During the pilot test, the applications of nZVI rapidly pretreated the aquifer with regards to toxic Cr(VI) and to some extend also to chlorinated ethenes without any negative impact on the composition or abundance of indigenous bacteria. Stimulation of biological reductive treatment using whey resulted in a further decrease in Cr(VI) concentrations in the groundwater below a detection limit (<0.05 mg/l) throughout the treated areas without any rebound of Cr(VI) concentrations after substrate depletion. Addition of whey resulted in a temporal increase of concentration of chlorinated ethenes as a consequence of the desorption/solubilisation effect of whey and its metabolites in the groundwater followed by intensive subsequent dechlorination of chlorinated ethenes up to ethene and ethane.
The chlorine number (average number of Cl atoms per ethane in the groundwater sample from down-gradient monitoring wells) decreased from initial 2.6 – 2.8 to 0.1 – 0.9 approximately 3.5 months after addition of whey.
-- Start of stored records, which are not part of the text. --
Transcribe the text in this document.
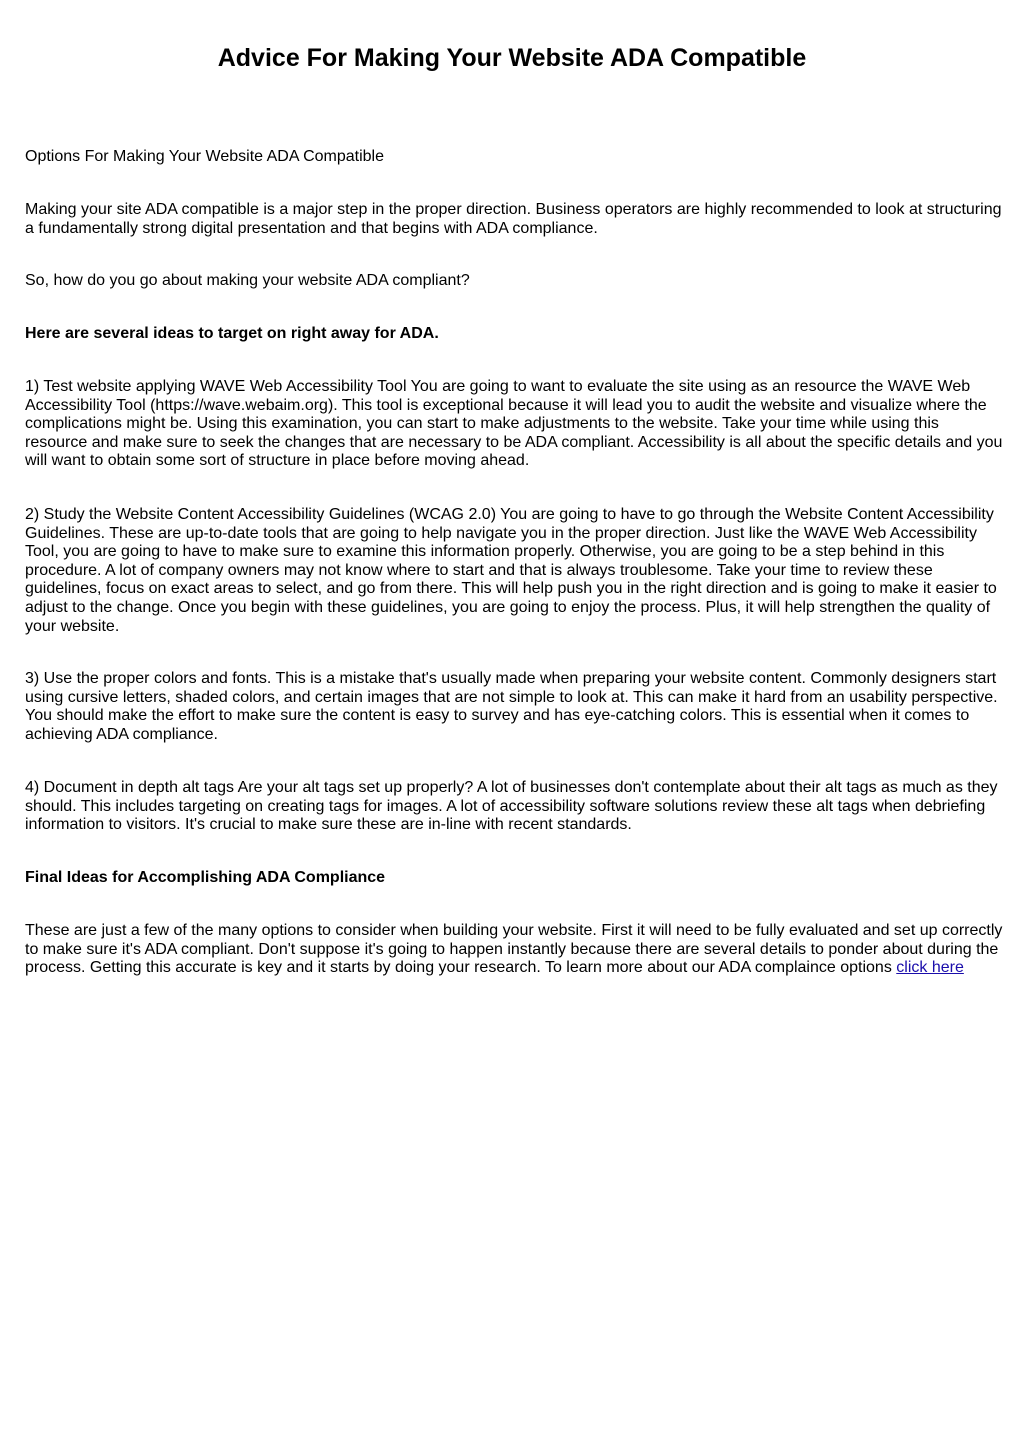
Advice For Making Your Website ADA Compatible

Options For Making Your Website ADA Compatible

Making your site ADA compatible is a major step in the proper direction. Business operators are highly recommended to look at structuring a fundamentally strong digital presentation and that begins with ADA compliance.

So, how do you go about making your website ADA compliant?

Here are several ideas to target on right away for ADA.

1) Test website applying WAVE Web Accessibility Tool You are going to want to evaluate the site using as an resource the WAVE Web Accessibility Tool (https://wave.webaim.org). This tool is exceptional because it will lead you to audit the website and visualize where the complications might be. Using this examination, you can start to make adjustments to the website. Take your time while using this resource and make sure to seek the changes that are necessary to be ADA compliant. Accessibility is all about the specific details and you will want to obtain some sort of structure in place before moving ahead.

2) Study the Website Content Accessibility Guidelines (WCAG 2.0) You are going to have to go through the Website Content Accessibility Guidelines. These are up-to-date tools that are going to help navigate you in the proper direction. Just like the WAVE Web Accessibility Tool, you are going to have to make sure to examine this information properly. Otherwise, you are going to be a step behind in this procedure. A lot of company owners may not know where to start and that is always troublesome. Take your time to review these guidelines, focus on exact areas to select, and go from there. This will help push you in the right direction and is going to make it easier to adjust to the change. Once you begin with these guidelines, you are going to enjoy the process. Plus, it will help strengthen the quality of your website.

3) Use the proper colors and fonts. This is a mistake that's usually made when preparing your website content. Commonly designers start using cursive letters, shaded colors, and certain images that are not simple to look at. This can make it hard from an usability perspective. You should make the effort to make sure the content is easy to survey and has eye-catching colors. This is essential when it comes to achieving ADA compliance.

4) Document in depth alt tags Are your alt tags set up properly? A lot of businesses don't contemplate about their alt tags as much as they should. This includes targeting on creating tags for images. A lot of accessibility software solutions review these alt tags when debriefing information to visitors. It's crucial to make sure these are in-line with recent standards.

Final Ideas for Accomplishing ADA Compliance

These are just a few of the many options to consider when building your website. First it will need to be fully evaluated and set up correctly to make sure it's ADA compliant. Don't suppose it's going to happen instantly because there are several details to ponder about during the process. Getting this accurate is key and it starts by doing your research. To learn more about our ADA complaince options click here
Within the same time the total concentration of chlorinated ethenes decreased to the range from 69 to 747 µg/l (the pilot test is on-going).
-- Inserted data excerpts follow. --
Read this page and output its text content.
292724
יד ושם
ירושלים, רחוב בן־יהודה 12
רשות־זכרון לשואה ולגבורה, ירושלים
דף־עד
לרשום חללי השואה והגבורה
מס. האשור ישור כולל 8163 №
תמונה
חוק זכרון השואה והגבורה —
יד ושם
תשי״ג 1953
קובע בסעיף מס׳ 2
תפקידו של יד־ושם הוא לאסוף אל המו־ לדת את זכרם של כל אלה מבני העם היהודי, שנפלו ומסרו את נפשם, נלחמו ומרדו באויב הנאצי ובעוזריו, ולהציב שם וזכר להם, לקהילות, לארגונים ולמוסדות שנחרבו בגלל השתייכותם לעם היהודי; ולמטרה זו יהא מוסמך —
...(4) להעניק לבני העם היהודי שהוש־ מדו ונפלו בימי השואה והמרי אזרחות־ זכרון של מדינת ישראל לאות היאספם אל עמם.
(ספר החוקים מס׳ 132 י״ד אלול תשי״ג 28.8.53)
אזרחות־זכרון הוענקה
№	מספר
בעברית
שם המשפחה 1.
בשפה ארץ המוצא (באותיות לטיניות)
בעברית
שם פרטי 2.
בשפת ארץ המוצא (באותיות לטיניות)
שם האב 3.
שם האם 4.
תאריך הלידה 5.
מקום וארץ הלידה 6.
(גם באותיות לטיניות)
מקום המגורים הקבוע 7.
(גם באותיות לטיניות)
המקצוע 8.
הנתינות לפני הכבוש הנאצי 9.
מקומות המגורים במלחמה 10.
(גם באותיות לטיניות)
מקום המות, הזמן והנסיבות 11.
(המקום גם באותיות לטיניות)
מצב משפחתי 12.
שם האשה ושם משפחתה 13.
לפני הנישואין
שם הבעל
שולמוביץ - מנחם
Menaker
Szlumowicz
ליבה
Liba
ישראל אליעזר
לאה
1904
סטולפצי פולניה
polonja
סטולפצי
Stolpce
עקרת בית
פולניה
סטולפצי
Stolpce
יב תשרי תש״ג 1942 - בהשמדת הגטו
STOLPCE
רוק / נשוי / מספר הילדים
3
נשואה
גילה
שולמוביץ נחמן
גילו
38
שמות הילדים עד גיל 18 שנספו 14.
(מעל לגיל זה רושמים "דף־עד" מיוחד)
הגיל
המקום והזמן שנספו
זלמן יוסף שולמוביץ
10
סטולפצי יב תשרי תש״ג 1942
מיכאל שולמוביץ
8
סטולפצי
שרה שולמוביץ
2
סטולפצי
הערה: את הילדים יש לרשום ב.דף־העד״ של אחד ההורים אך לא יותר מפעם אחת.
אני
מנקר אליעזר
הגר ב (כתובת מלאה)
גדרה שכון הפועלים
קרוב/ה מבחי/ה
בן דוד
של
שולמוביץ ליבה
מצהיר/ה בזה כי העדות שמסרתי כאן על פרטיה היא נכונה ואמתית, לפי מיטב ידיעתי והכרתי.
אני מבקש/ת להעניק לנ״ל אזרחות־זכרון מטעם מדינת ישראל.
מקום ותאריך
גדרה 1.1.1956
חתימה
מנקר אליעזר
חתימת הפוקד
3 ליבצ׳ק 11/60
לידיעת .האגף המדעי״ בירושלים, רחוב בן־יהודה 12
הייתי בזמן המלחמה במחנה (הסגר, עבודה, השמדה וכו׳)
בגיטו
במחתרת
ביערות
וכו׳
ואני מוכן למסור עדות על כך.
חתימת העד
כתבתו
The results of PLFA analyses clearly indicated positive effect of nZVI injection on the abundance of indigenous microorganisms. The effect of whey application was rather complex and will be evaluated in a paper in detail. Dechlorinating bacteria belonging to genus Dehalobacter, Dehalococcoides and Sulfurospirillium were detected by polymerase chain reaction (PCR) or quantitative PCR (qPCR) in groundwater during the test. Cultivation tests showed positive effect of both nZVI and whey injection on psychrophilic bacteria.
No adverse effects to hydrochemical composition of groundwater were observed. Depletion of nitrate, temporary elevated concentrations of iron and manganese and a decrease in the content of sulphate are (together with a drop of EH) common indicators of the created thermodynamically favorable conditions for reduction of both contaminants.
In sum, the successive combination of the two in-situ methods – chemical reduction by nZVI and biological reductive treatment seems to be an efficient and sustainable remedial approach for treatment of the mixture of the rather frequent contaminants - Cr(VI) and chlorinated ethenes.